| A photo I took of topped tulips. Sometimes I feel like that. |
I have...not easy children. I love them dearly. But they are both strong-willed, high-energy, one is really high strung, etc. We've been sick, we've had a couple disappointments, dad has been gone a lot, etc.
It was kind of a negative blog. Cathartic, but a downer.
I found myself pondering my rantings and I didn't like it. I thought, "Man, if I want something "more" why don't I just invest that time and energy into being a "more," better mom, homemaker, educator of my kids?" So last week I tried more. Just a little bit. I made a schedule of each day (one of my biggest struggles because each day is very different...yet very the same), planned ideas of things to do in case of "dull" moments so the whole day wouldn't be filled with tv (major source of guilt), etc and we had a more fulfilling week.
As I pondered this and other things, my mind turned to the idea of persistence. I turned to my scriptures but the word "persistence" does not really exist in them (that I could find).
However the word "endure" does. And that made me think of a talk by one of our LDS apostles all about "Enduring it Well". I was just enduring motherhood for the most part recently (sleepless nights, sick kids, misbehavior, etc). I can honestly say, I was not enduring it well. My whole focus for the last couple weeks about feeling unfulfilled was a testament of that. In fact, during a heated discussion, my husband pointed out "if something is a priority, you just make it happen" (what he was talking about wasn't kid-related). I got all riled up and told him, "Do you want to know what my priority is? Survival. I am in survival mode. Pretty much all the time. My priority is keeping our kids alive, fed, safe, whatever. THAT'S my priority. Survival." I was merely surviving as a mom...but yet I wanted something else. No wonder I was feeling so conflicted.
I was enduring. But, obviously, based on that conversation with my husband I was not enduring well. (We rolled over and went to sleep after that.
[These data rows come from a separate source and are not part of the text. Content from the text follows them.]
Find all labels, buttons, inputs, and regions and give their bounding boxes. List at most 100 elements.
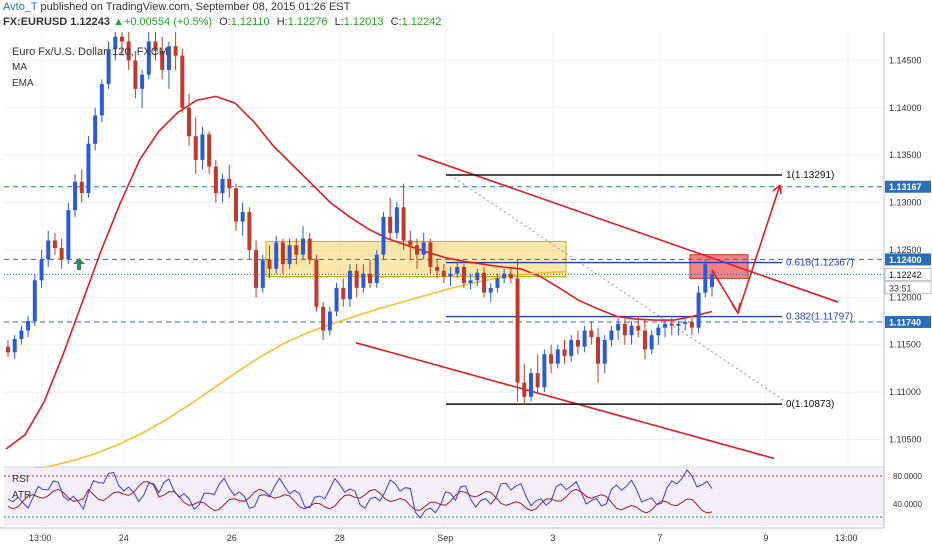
candle-body xyxy=(461,267,466,284)
price-badge xyxy=(884,281,932,295)
candle-body xyxy=(39,259,44,281)
channel-upper-line xyxy=(417,154,839,303)
price-tick-label: 1.13500 xyxy=(889,150,922,160)
candle-body xyxy=(394,207,399,233)
candle-body xyxy=(133,60,138,89)
rsi-axis-label: 40.0000 xyxy=(893,500,922,509)
indicator-atr-label[interactable]: ATR xyxy=(12,490,32,501)
open-label: O: xyxy=(219,16,231,28)
candle-body xyxy=(629,325,634,336)
fib-level-label: 0.618(1.12367) xyxy=(786,258,854,269)
candle-body xyxy=(703,264,708,293)
candle-body xyxy=(596,337,601,364)
candle-body xyxy=(381,216,386,255)
candle-body xyxy=(233,188,238,222)
candle-body xyxy=(86,143,91,194)
atr-line xyxy=(7,481,713,514)
candle-body xyxy=(321,306,326,331)
candle-body xyxy=(99,84,104,116)
price-badge-label: 1.11740 xyxy=(889,317,921,327)
candle-body xyxy=(200,134,205,160)
candle-body xyxy=(683,321,688,324)
time-tick-label: 13:00 xyxy=(835,533,858,543)
legend-title[interactable]: Euro Fx/U.S. Dollar, 120, FXCM xyxy=(12,46,168,58)
price-tick-label: 1.14500 xyxy=(889,55,922,65)
candle-body xyxy=(26,321,31,331)
price-tick-label: 1.11500 xyxy=(889,340,921,350)
candle-body xyxy=(368,273,373,284)
indicator-rsi-label[interactable]: RSI xyxy=(12,474,29,485)
candle-body xyxy=(119,36,124,42)
close-value: 1.12242 xyxy=(401,16,442,28)
open-value: 1.12110 xyxy=(230,16,270,28)
candle-body xyxy=(307,238,312,260)
price-badge-label: 33:51 xyxy=(889,283,912,293)
candle-body xyxy=(602,339,607,364)
candle-body xyxy=(656,327,661,336)
candle-body xyxy=(542,354,547,388)
candle-body xyxy=(46,240,51,260)
candle-body xyxy=(421,242,426,255)
time-tick-label: 9 xyxy=(763,533,768,543)
legend-ema[interactable]: EMA xyxy=(12,78,34,89)
candle-body xyxy=(710,274,714,287)
candle-body xyxy=(187,107,192,137)
ma-line xyxy=(5,95,713,450)
last-price: 1.12243 xyxy=(70,16,110,28)
candle-body xyxy=(522,382,527,397)
candle-body xyxy=(207,134,212,167)
candle-body xyxy=(193,136,198,160)
candle-body xyxy=(347,270,352,300)
price-tick-label: 1.11000 xyxy=(889,387,921,397)
symbol-label[interactable]: FX:EURUSD xyxy=(3,16,68,28)
time-tick-label: 28 xyxy=(335,533,345,543)
price-tick-label: 1.12500 xyxy=(889,245,922,255)
candle-body xyxy=(341,287,346,300)
candle-body xyxy=(528,373,533,397)
chart-header: Avto_T published on TradingView.com, Sep… xyxy=(0,0,932,30)
candle-body xyxy=(414,245,419,255)
price-badge-label: 1.13167 xyxy=(889,182,922,192)
candle-body xyxy=(468,280,473,284)
candle-body xyxy=(280,242,285,265)
change-value: +0.00554 (+0.5%) xyxy=(123,16,213,28)
legend-ma[interactable]: MA xyxy=(12,62,27,73)
time-tick-label: 26 xyxy=(227,533,237,543)
candle-body xyxy=(220,178,225,194)
price-badge xyxy=(884,268,932,281)
candle-body xyxy=(180,55,185,108)
time-axis-bg xyxy=(0,528,932,550)
candle-body xyxy=(79,181,84,194)
candle-body xyxy=(59,248,64,260)
candle-body xyxy=(475,272,480,281)
candle-body xyxy=(676,323,681,326)
candle-body xyxy=(93,115,98,144)
candle-body xyxy=(622,323,627,336)
candle-body xyxy=(689,321,694,328)
candle-body xyxy=(482,272,487,293)
candle-body xyxy=(260,259,265,288)
candle-body xyxy=(549,354,554,364)
candle-body xyxy=(609,330,614,340)
candle-body xyxy=(374,254,379,284)
candle-body xyxy=(508,273,513,279)
candle-body xyxy=(569,339,574,357)
candle-body xyxy=(126,41,131,61)
candle-body xyxy=(696,292,701,328)
fib-level-label: 0.382(1.11797) xyxy=(786,312,853,323)
candle-body xyxy=(166,46,171,70)
candle-body xyxy=(495,278,500,288)
candle-body xyxy=(515,278,520,383)
candle-body xyxy=(140,74,145,89)
time-tick-label: 13:00 xyxy=(29,533,52,543)
price-badge xyxy=(885,315,931,328)
candle-body xyxy=(616,323,621,331)
change-arrow-icon: ▲ xyxy=(113,16,124,28)
candle-body xyxy=(361,273,366,288)
buy-arrow-icon xyxy=(73,258,85,270)
candle-body xyxy=(213,166,218,194)
fib-level-label: 1(1.13291) xyxy=(786,170,834,181)
author-link[interactable]: Avto_T xyxy=(3,1,38,13)
candle-body xyxy=(669,323,674,326)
After 10 years of marriage that is a tip I will give newlyweds every time: sometimes it's ok to go to sleep angry. Odds are you're both tired and cranky and won't remember what you're angry about in the morning.)
As I read my scriptures searching for more about "enduring well," I found this: "And it shall come to pass, that whoso...endureth to the end, behold, him will I hold guiltless before my Father at that day when I shall stand to judge the world." (3 Nephi 27:16)
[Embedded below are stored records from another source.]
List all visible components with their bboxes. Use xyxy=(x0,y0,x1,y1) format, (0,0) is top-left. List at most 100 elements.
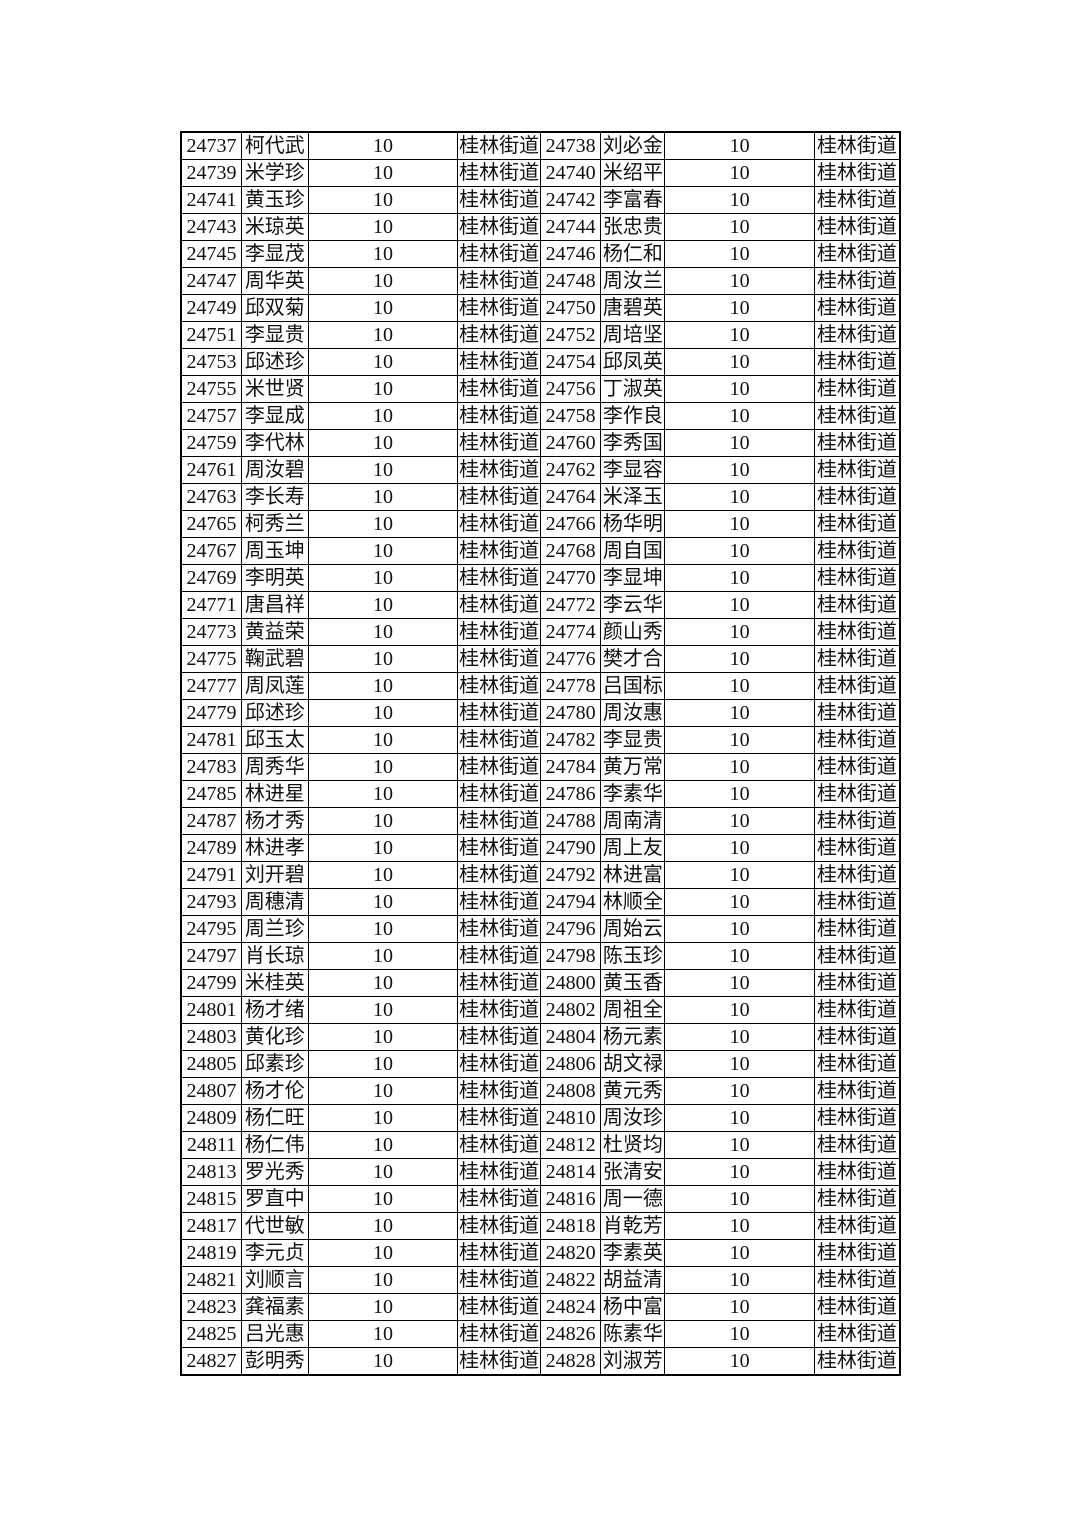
cell-value-left: 10 xyxy=(307,1266,459,1294)
cell-id-right: 24802 xyxy=(539,996,602,1024)
table-row: 24777 周凤莲 10 桂林街道 24778 吕国标 10 桂林街道 xyxy=(180,672,901,700)
table-row: 24791 刘开碧 10 桂林街道 24792 林进富 10 桂林街道 xyxy=(180,861,901,889)
cell-street-right: 桂林街道 xyxy=(813,1050,901,1078)
cell-street-left: 桂林街道 xyxy=(457,618,541,646)
cell-name-right: 李显贵 xyxy=(600,726,666,754)
cell-value-right: 10 xyxy=(664,375,815,403)
table-row: 24803 黄化珍 10 桂林街道 24804 杨元素 10 桂林街道 xyxy=(180,1023,901,1051)
cell-value-left: 10 xyxy=(307,807,459,835)
cell-id-left: 24801 xyxy=(180,996,242,1024)
cell-value-right: 10 xyxy=(664,807,815,835)
cell-value-left: 10 xyxy=(307,1212,459,1240)
cell-value-left: 10 xyxy=(307,1104,459,1132)
cell-value-left: 10 xyxy=(307,1239,459,1267)
cell-street-left: 桂林街道 xyxy=(457,375,541,403)
cell-value-right: 10 xyxy=(664,348,815,376)
cell-street-right: 桂林街道 xyxy=(813,618,901,646)
cell-value-right: 10 xyxy=(664,1212,815,1240)
cell-name-left: 邱素珍 xyxy=(240,1050,309,1078)
cell-value-left: 10 xyxy=(307,267,459,295)
table-row: 24751 李显贵 10 桂林街道 24752 周培坚 10 桂林街道 xyxy=(180,321,901,349)
cell-value-left: 10 xyxy=(307,1158,459,1186)
cell-id-right: 24796 xyxy=(539,915,602,943)
cell-value-right: 10 xyxy=(664,510,815,538)
roster-table-body: 24737 柯代武 10 桂林街道 24738 刘必金 10 桂林街道 24739 米学珍 10 桂林… xyxy=(180,131,901,1376)
cell-value-left: 10 xyxy=(307,618,459,646)
table-row: 24799 米桂英 10 桂林街道 24800 黄玉香 10 桂林街道 xyxy=(180,969,901,997)
cell-name-left: 柯代武 xyxy=(240,131,309,160)
cell-street-right: 桂林街道 xyxy=(813,321,901,349)
cell-street-left: 桂林街道 xyxy=(457,131,541,160)
cell-name-left: 李元贞 xyxy=(240,1239,309,1267)
cell-name-right: 周一德 xyxy=(600,1185,666,1213)
cell-id-left: 24811 xyxy=(180,1131,242,1159)
cell-id-left: 24783 xyxy=(180,753,242,781)
cell-id-right: 24766 xyxy=(539,510,602,538)
cell-street-right: 桂林街道 xyxy=(813,888,901,916)
cell-name-left: 周玉坤 xyxy=(240,537,309,565)
cell-value-right: 10 xyxy=(664,996,815,1024)
cell-street-left: 桂林街道 xyxy=(457,483,541,511)
cell-value-left: 10 xyxy=(307,942,459,970)
cell-name-left: 李显成 xyxy=(240,402,309,430)
cell-street-right: 桂林街道 xyxy=(813,159,901,187)
table-row: 24825 吕光惠 10 桂林街道 24826 陈素华 10 桂林街道 xyxy=(180,1320,901,1348)
cell-street-right: 桂林街道 xyxy=(813,429,901,457)
cell-id-right: 24754 xyxy=(539,348,602,376)
cell-value-left: 10 xyxy=(307,726,459,754)
cell-value-left: 10 xyxy=(307,753,459,781)
cell-value-right: 10 xyxy=(664,753,815,781)
cell-name-left: 李显茂 xyxy=(240,240,309,268)
cell-id-left: 24825 xyxy=(180,1320,242,1348)
cell-name-left: 周秀华 xyxy=(240,753,309,781)
cell-street-left: 桂林街道 xyxy=(457,294,541,322)
cell-id-left: 24807 xyxy=(180,1077,242,1105)
cell-name-left: 李显贵 xyxy=(240,321,309,349)
cell-name-left: 代世敏 xyxy=(240,1212,309,1240)
cell-name-left: 黄玉珍 xyxy=(240,186,309,214)
cell-name-left: 李长寿 xyxy=(240,483,309,511)
table-row: 24787 杨才秀 10 桂林街道 24788 周南清 10 桂林街道 xyxy=(180,807,901,835)
cell-street-left: 桂林街道 xyxy=(457,753,541,781)
cell-name-right: 刘淑芳 xyxy=(600,1347,666,1376)
cell-id-left: 24737 xyxy=(180,131,242,160)
cell-value-left: 10 xyxy=(307,1023,459,1051)
cell-value-right: 10 xyxy=(664,780,815,808)
cell-street-right: 桂林街道 xyxy=(813,753,901,781)
cell-id-right: 24788 xyxy=(539,807,602,835)
cell-id-left: 24747 xyxy=(180,267,242,295)
cell-value-left: 10 xyxy=(307,780,459,808)
cell-street-left: 桂林街道 xyxy=(457,942,541,970)
table-row: 24827 彭明秀 10 桂林街道 24828 刘淑芳 10 桂林街道 xyxy=(180,1347,901,1376)
table-row: 24789 林进孝 10 桂林街道 24790 周上友 10 桂林街道 xyxy=(180,834,901,862)
cell-id-right: 24812 xyxy=(539,1131,602,1159)
cell-name-left: 李明英 xyxy=(240,564,309,592)
cell-id-left: 24757 xyxy=(180,402,242,430)
cell-value-left: 10 xyxy=(307,186,459,214)
table-row: 24745 李显茂 10 桂林街道 24746 杨仁和 10 桂林街道 xyxy=(180,240,901,268)
table-row: 24767 周玉坤 10 桂林街道 24768 周自国 10 桂林街道 xyxy=(180,537,901,565)
cell-street-right: 桂林街道 xyxy=(813,1077,901,1105)
cell-value-left: 10 xyxy=(307,672,459,700)
cell-id-left: 24781 xyxy=(180,726,242,754)
cell-name-left: 周凤莲 xyxy=(240,672,309,700)
cell-id-right: 24742 xyxy=(539,186,602,214)
cell-name-left: 邱述珍 xyxy=(240,699,309,727)
cell-name-right: 黄万常 xyxy=(600,753,666,781)
cell-id-right: 24750 xyxy=(539,294,602,322)
cell-name-right: 樊才合 xyxy=(600,645,666,673)
cell-id-left: 24817 xyxy=(180,1212,242,1240)
cell-value-right: 10 xyxy=(664,483,815,511)
cell-value-right: 10 xyxy=(664,888,815,916)
cell-name-right: 杨华明 xyxy=(600,510,666,538)
cell-name-left: 周华英 xyxy=(240,267,309,295)
cell-street-right: 桂林街道 xyxy=(813,591,901,619)
cell-name-right: 丁淑英 xyxy=(600,375,666,403)
cell-id-right: 24744 xyxy=(539,213,602,241)
table-row: 24811 杨仁伟 10 桂林街道 24812 杜贤均 10 桂林街道 xyxy=(180,1131,901,1159)
cell-value-right: 10 xyxy=(664,672,815,700)
cell-name-left: 林进孝 xyxy=(240,834,309,862)
cell-street-right: 桂林街道 xyxy=(813,1104,901,1132)
cell-value-left: 10 xyxy=(307,159,459,187)
cell-id-left: 24821 xyxy=(180,1266,242,1294)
GUILTLESS. That word jumped out to me. I had felt guilty about the things I wasn't doing as a mom that I felt I should. I felt guilty that I felt all I could do was survive as a mom. I felt guilty that I felt I wanted something in addition to "just" being a mom. And here it was in scripture saying that if I endured (and I'll add "endure well"), I would be held guiltless. I didn't need to be perfect. I didn't need to feel like motherhood was all I ever wanted.
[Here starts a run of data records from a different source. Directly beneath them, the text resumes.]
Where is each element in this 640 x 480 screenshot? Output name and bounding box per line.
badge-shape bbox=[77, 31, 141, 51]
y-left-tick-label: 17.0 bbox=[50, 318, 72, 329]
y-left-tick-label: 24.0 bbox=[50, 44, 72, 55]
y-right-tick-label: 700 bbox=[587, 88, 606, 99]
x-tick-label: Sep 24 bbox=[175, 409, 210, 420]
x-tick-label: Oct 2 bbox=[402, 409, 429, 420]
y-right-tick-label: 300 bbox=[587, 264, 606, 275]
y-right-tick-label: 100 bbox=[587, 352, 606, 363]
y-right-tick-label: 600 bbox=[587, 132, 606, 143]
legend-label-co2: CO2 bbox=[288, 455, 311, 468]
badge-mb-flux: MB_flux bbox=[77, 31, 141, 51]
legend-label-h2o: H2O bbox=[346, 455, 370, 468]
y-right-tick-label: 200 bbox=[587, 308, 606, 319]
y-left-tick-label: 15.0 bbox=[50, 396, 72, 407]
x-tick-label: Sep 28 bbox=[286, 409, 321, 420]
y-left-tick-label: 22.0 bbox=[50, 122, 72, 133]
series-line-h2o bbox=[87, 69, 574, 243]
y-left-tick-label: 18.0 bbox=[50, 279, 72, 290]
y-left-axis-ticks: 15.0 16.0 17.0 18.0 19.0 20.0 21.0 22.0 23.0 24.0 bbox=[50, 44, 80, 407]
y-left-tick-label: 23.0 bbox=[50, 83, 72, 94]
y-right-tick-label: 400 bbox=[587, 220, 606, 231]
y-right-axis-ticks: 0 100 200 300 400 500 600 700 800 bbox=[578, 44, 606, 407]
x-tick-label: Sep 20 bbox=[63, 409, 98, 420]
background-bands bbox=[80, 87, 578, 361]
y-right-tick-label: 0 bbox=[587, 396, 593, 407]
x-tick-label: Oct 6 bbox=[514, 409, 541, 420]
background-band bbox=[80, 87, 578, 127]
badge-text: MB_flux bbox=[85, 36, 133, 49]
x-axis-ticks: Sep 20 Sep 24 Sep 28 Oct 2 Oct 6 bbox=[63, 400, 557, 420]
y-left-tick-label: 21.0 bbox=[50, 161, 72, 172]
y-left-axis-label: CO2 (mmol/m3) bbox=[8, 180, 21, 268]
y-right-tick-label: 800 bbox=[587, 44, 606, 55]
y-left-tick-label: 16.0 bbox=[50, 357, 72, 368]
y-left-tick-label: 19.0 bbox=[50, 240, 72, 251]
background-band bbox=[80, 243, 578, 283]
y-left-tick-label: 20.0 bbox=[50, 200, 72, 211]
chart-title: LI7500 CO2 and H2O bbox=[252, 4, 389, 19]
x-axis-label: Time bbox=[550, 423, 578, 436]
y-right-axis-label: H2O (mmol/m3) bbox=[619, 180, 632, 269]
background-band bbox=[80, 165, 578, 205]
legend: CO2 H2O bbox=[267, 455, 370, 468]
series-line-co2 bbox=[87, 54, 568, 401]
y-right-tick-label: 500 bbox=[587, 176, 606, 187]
In a way, I felt like my the Lord was validating my feelings while also saying, "Stay the course. I know how you feel."
I felt like He was saying, "I know what I've asked of you is hard. In fact, that's why I asked you to stay home. It's where you will learn the most. It's where your family needs you. I know it's not what you want necessarily. I know you want to do other things. I am not upset with you because you have those feelings. I know it's hard. I don't expect perfection, so do the best you can. Finish what we started, truly try your best, and everything will be just fine."
If the Lord will hold me guiltless, why shouldn't I hold me guiltless? I must try better at this...and if you're a mother like me, you must be, too.
And this one: "And blessed are they who shall seek to bring forth my Zion at that day, for they shall have the gift and the power of the Holy Ghost; and if they endure unto the end they shall be lifted up..." (2 Nephi 13: 37)
Lifted up. That's what I need. I needed to be lifted. And in order to do that, I need to endure and endure it well. I need to not just survive this time (endure), but change my attitude and put more into it. Even if it's just scheduling our days better. Even if it's just being prepared with go-to indoor activities. Even if it's letting my desire to redo my bathroom go for a little while so I can sit and read to my son. I know these seems trivial, but for me as someone who can't sit still, who always feels like I need to be doing something productive (ie with visible/tangible results), it's a challenge.
In raising my children in the gospel, am I not seeking to bring forth Zion? Of course. And as I continue to do that, this scripture told me I am entitled to the gift and power of the Holy Ghost. So as much as I feel like I'm alone doing this (I am during the day...and evening...and sometimes night) while my husband is at work, etc. I have been reassured that I am raising up Zion and, so, am not alone.
I will endure this season in my life, but also try to endure it well. I know that every day doesn't have to be perfect (my kids are watching tv as I write this), but as long as I TRY, I will have the Holy Ghost with me, will be lifted up, and will be held guiltless.
So can you.
Whether you are of my faith or not, I hope you feel the truth in this. Get rid of the guilt (the Lord has) and find just one way to not just endure, but endure better. Not perfectly, not even successfully, but try.